Imagine.
It was your home for years, the modest structure now growing smaller in your rear-view mirror. This morning’s garage sale delivered your burden to the brainwashed souls whom you used to call neighbours. In just twenty minutes you will arrive at your cabin with your final load of supplies. The jewel in your crown, your majestic permaculture garden should be ready to harvest, and you swear that the other day, Clover the dairy cow called your name in her moo. Your heart thumped hard like it saluted your courage.
Just a quick stop to buy your last store-bought cappuccino. Chan's Coffee House, a great location because it lacked nostalgia. By the window, over the spare laminated table you cut the chord that bound you to the most powerful religion on earth: consumerism. The confident pile of credit cards, always so cocky and right, died instantly.
As the scissors clamped down on the last card, your sight faded fast. The sound also dropped out, though the darkness made a more urgent impression. Your world became as absent of information as the bottom of the deepest ocean trench. It took a few seconds to realise, the matrix had come undone. You unplugged like Neo did. Time froze and you waited, void of everything; then it all switched on again as abruptly as it started. Things seemed different, though by appearances it was the same; as if we lived on a stage-set built in front of the exact same scenery.
You walk out of the cafe. The time is now. You are no longer connected.
This is the end of the world. Void of consumerism. You are the first, but the rest should follow.
The ruse, the glue that fixed humanity to the matrix, was nearly discovered by your rebellious hipster friends. Until they realised how much fun it was to be a hipster with a credit card. Typewriters, vintage clothes, carefully manicured facial hair; and for men, beards. Tattoos for first generation hipsters, tattoo removals for the second, vintage crockery and home decor trucked out from Palm Springs.
Organic, free range, single source, free-trade friends purchased with rare underground supper club invitations. Solidifying said friendships at the Burning Man festival, coolly expedited on hydrogen-powered Winnebagos.

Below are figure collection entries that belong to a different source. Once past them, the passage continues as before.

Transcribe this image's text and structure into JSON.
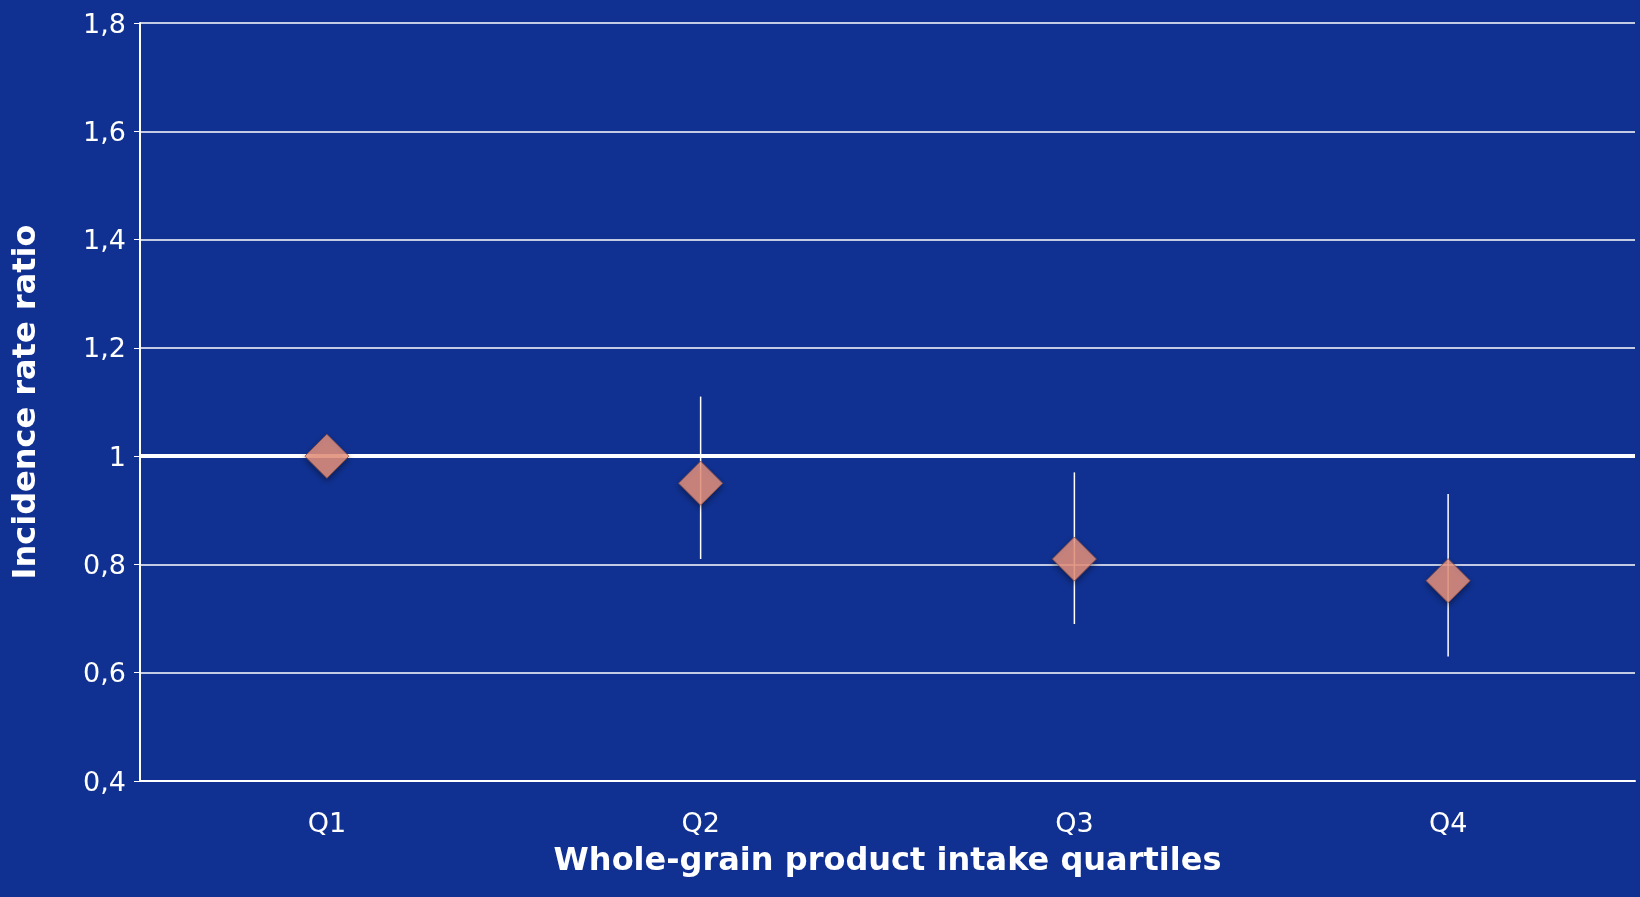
{
  "chart_data": {
    "type": "scatter",
    "xlabel": "Whole-grain product intake quartiles",
    "ylabel": "Incidence rate ratio",
    "categories": [
      "Q1",
      "Q2",
      "Q3",
      "Q4"
    ],
    "series": [
      {
        "color": "#e8927c",
        "values": [
          1.0,
          0.95,
          0.81,
          0.77
        ],
        "errors": [
          null,
          [
            0.81,
            1.11
          ],
          [
            0.69,
            0.97
          ],
          [
            0.63,
            0.93
          ]
        ]
      }
    ],
    "ylim": [
      0.4,
      1.8
    ],
    "yticks": [
      {
        "value": 0.4,
        "label": "0,4"
      },
      {
        "value": 0.6,
        "label": "0,6"
      },
      {
        "value": 0.8,
        "label": "0,8"
      },
      1,
      {
        "value": 1.2,
        "label": "1,2"
      },
      {
        "value": 1.4,
        "label": "1,4"
      },
      {
        "value": 1.6,
        "label": "1,6"
      },
      {
        "value": 1.8,
        "label": "1,8"
      }
    ],
    "ref_lines": [
      {
        "axis": "y",
        "value": 1,
        "color": "#ffffff"
      }
    ],
    "grid": "y",
    "marker": "diamond"
  }
}
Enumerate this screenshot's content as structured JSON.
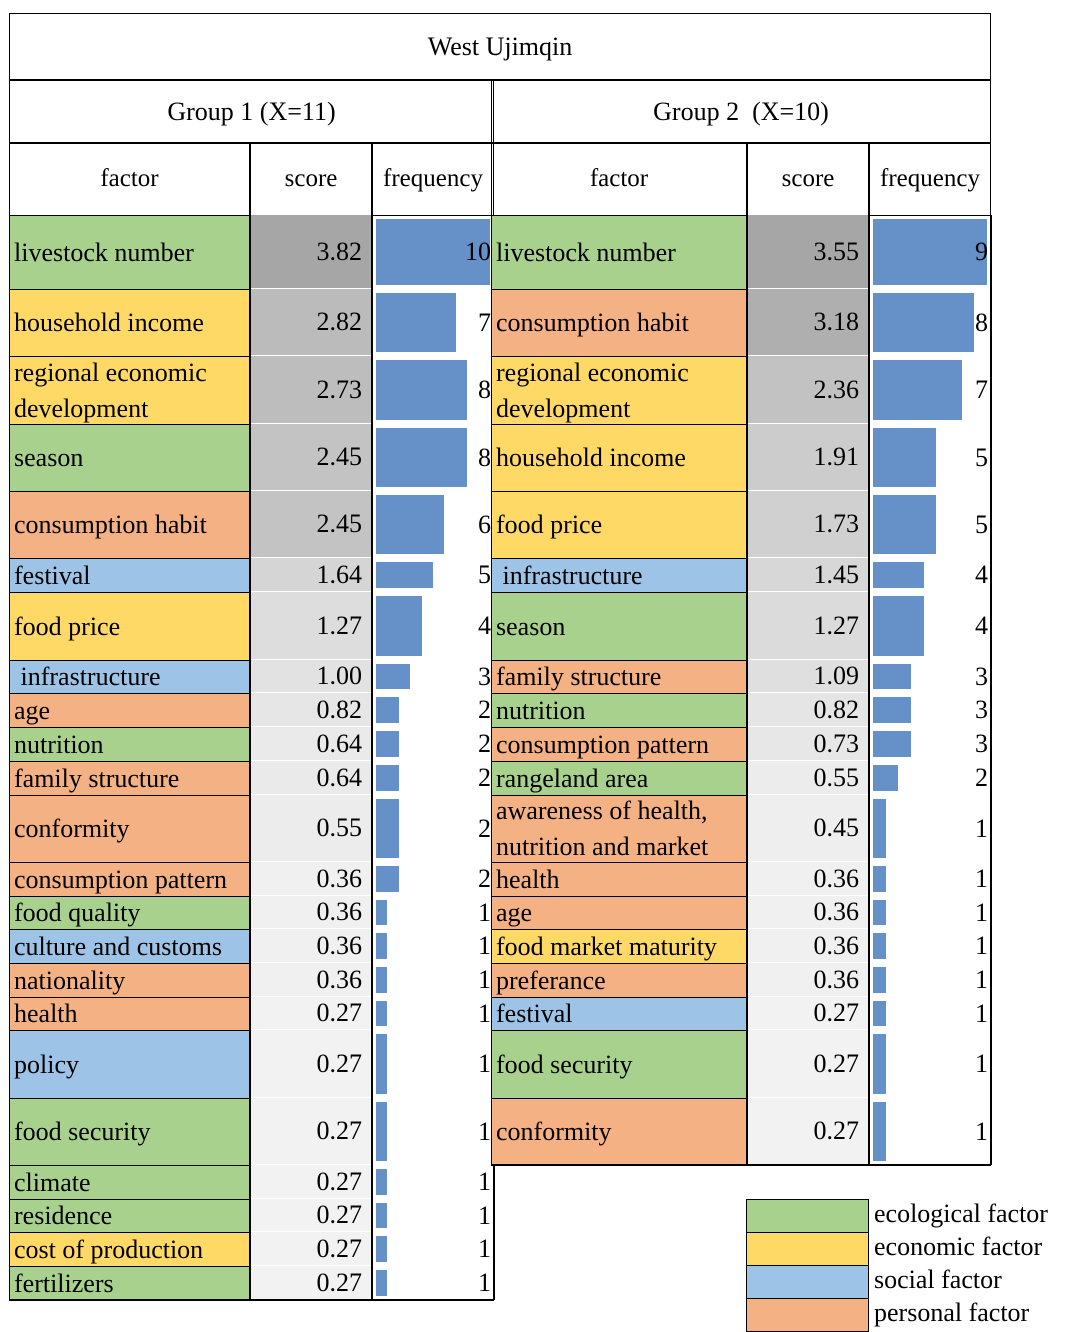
{
  "title": "West Ujimqin",
  "groups": [
    {
      "title": "Group 1 (X=11)",
      "columns": [
        "factor",
        "score",
        "frequency"
      ],
      "rows": [
        {
          "factor": "livestock number",
          "score": "3.82",
          "frequency": 10,
          "category": 0
        },
        {
          "factor": "household income",
          "score": "2.82",
          "frequency": 7,
          "category": 1
        },
        {
          "factor": "regional economic development",
          "score": "2.73",
          "frequency": 8,
          "category": 1
        },
        {
          "factor": "season",
          "score": "2.45",
          "frequency": 8,
          "category": 0
        },
        {
          "factor": "consumption habit",
          "score": "2.45",
          "frequency": 6,
          "category": 3
        },
        {
          "factor": "festival",
          "score": "1.64",
          "frequency": 5,
          "category": 2
        },
        {
          "factor": "food price",
          "score": "1.27",
          "frequency": 4,
          "category": 1
        },
        {
          "factor": " infrastructure",
          "score": "1.00",
          "frequency": 3,
          "category": 2
        },
        {
          "factor": "age",
          "score": "0.82",
          "frequency": 2,
          "category": 3
        },
        {
          "factor": "nutrition",
          "score": "0.64",
          "frequency": 2,
          "category": 0
        },
        {
          "factor": "family structure",
          "score": "0.64",
          "frequency": 2,
          "category": 3
        },
        {
          "factor": "conformity",
          "score": "0.55",
          "frequency": 2,
          "category": 3
        },
        {
          "factor": "consumption pattern",
          "score": "0.36",
          "frequency": 2,
          "category": 3
        },
        {
          "factor": "food quality",
          "score": "0.36",
          "frequency": 1,
          "category": 0
        },
        {
          "factor": "culture and customs",
          "score": "0.36",
          "frequency": 1,
          "category": 2
        },
        {
          "factor": "nationality",
          "score": "0.36",
          "frequency": 1,
          "category": 3
        },
        {
          "factor": "health",
          "score": "0.27",
          "frequency": 1,
          "category": 3
        },
        {
          "factor": "policy",
          "score": "0.27",
          "frequency": 1,
          "category": 2
        },
        {
          "factor": "food security",
          "score": "0.27",
          "frequency": 1,
          "category": 0
        },
        {
          "factor": "climate",
          "score": "0.27",
          "frequency": 1,
          "category": 0
        },
        {
          "factor": "residence",
          "score": "0.27",
          "frequency": 1,
          "category": 0
        },
        {
          "factor": "cost of production",
          "score": "0.27",
          "frequency": 1,
          "category": 1
        },
        {
          "factor": "fertilizers",
          "score": "0.27",
          "frequency": 1,
          "category": 0
        }
      ]
    },
    {
      "title": "Group 2  (X=10)",
      "columns": [
        "factor",
        "score",
        "frequency"
      ],
      "rows": [
        {
          "factor": "livestock number",
          "score": "3.55",
          "frequency": 9,
          "category": 0
        },
        {
          "factor": "consumption habit",
          "score": "3.18",
          "frequency": 8,
          "category": 3
        },
        {
          "factor": "regional economic development",
          "score": "2.36",
          "frequency": 7,
          "category": 1
        },
        {
          "factor": "household income",
          "score": "1.91",
          "frequency": 5,
          "category": 1
        },
        {
          "factor": "food price",
          "score": "1.73",
          "frequency": 5,
          "category": 1
        },
        {
          "factor": " infrastructure",
          "score": "1.45",
          "frequency": 4,
          "category": 2
        },
        {
          "factor": "season",
          "score": "1.27",
          "frequency": 4,
          "category": 0
        },
        {
          "factor": "family structure",
          "score": "1.09",
          "frequency": 3,
          "category": 3
        },
        {
          "factor": "nutrition",
          "score": "0.82",
          "frequency": 3,
          "category": 0
        },
        {
          "factor": "consumption pattern",
          "score": "0.73",
          "frequency": 3,
          "category": 3
        },
        {
          "factor": "rangeland area",
          "score": "0.55",
          "frequency": 2,
          "category": 0
        },
        {
          "factor": "awareness of health, nutrition and market",
          "score": "0.45",
          "frequency": 1,
          "category": 3
        },
        {
          "factor": "health",
          "score": "0.36",
          "frequency": 1,
          "category": 3
        },
        {
          "factor": "age",
          "score": "0.36",
          "frequency": 1,
          "category": 3
        },
        {
          "factor": "food market maturity",
          "score": "0.36",
          "frequency": 1,
          "category": 1
        },
        {
          "factor": "preferance",
          "score": "0.36",
          "frequency": 1,
          "category": 3
        },
        {
          "factor": "festival",
          "score": "0.27",
          "frequency": 1,
          "category": 2
        },
        {
          "factor": "food security",
          "score": "0.27",
          "frequency": 1,
          "category": 0
        },
        {
          "factor": "conformity",
          "score": "0.27",
          "frequency": 1,
          "category": 3
        }
      ]
    }
  ],
  "legend": [
    {
      "label": "ecological factor",
      "color": "#a9d18e"
    },
    {
      "label": "economic factor",
      "color": "#ffd966"
    },
    {
      "label": "social factor",
      "color": "#9dc3e6"
    },
    {
      "label": "personal factor",
      "color": "#f4b183"
    }
  ]
}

You are the 3G hipster, and if decide to take on the good fight, you’ll go back to the beating heart of the matrix and expose this clandestine, paramount religion. It’s a big deal; colossal. So immense, it would be as if one person denounced the Catholic Church for never having the intention to deliver people to God – and the billion followers all agreed with you right there and then! The potential power vacuum would propel humanity towards enlightenment faster than owning the Bikram yoga trademark and all the Lululemon gear in the world.
“One day, perfection will be achieved not when there is nothing left to add to our lives, but when there is nothing left to take away.”
~ First Presidentess of my island nation.
You've got it figured it out: living beyond the matrix doesn't have to be about converting shipping containers into post-apocaliptic dwellings and grinding lentils. It can be sexy and ordinary, luxurious and utilitarian. Such aesthetic combinations - called Shibumi - was described by Japanese artists back in the Edo period. Shibumi is why my nation is as harmonious and vibrant as it is. These seven characteristics are part of the Shibumi aesthetic.
At your core, you are the paradox that is Shibumi: beautiful and imperfect, elegant and simple. What if you imagined yourself as an incomplete work of art where, by interacting with others, you complete the piece. Your life becomes a honeycomb of artforms, all unique, changing the course of humanity forever.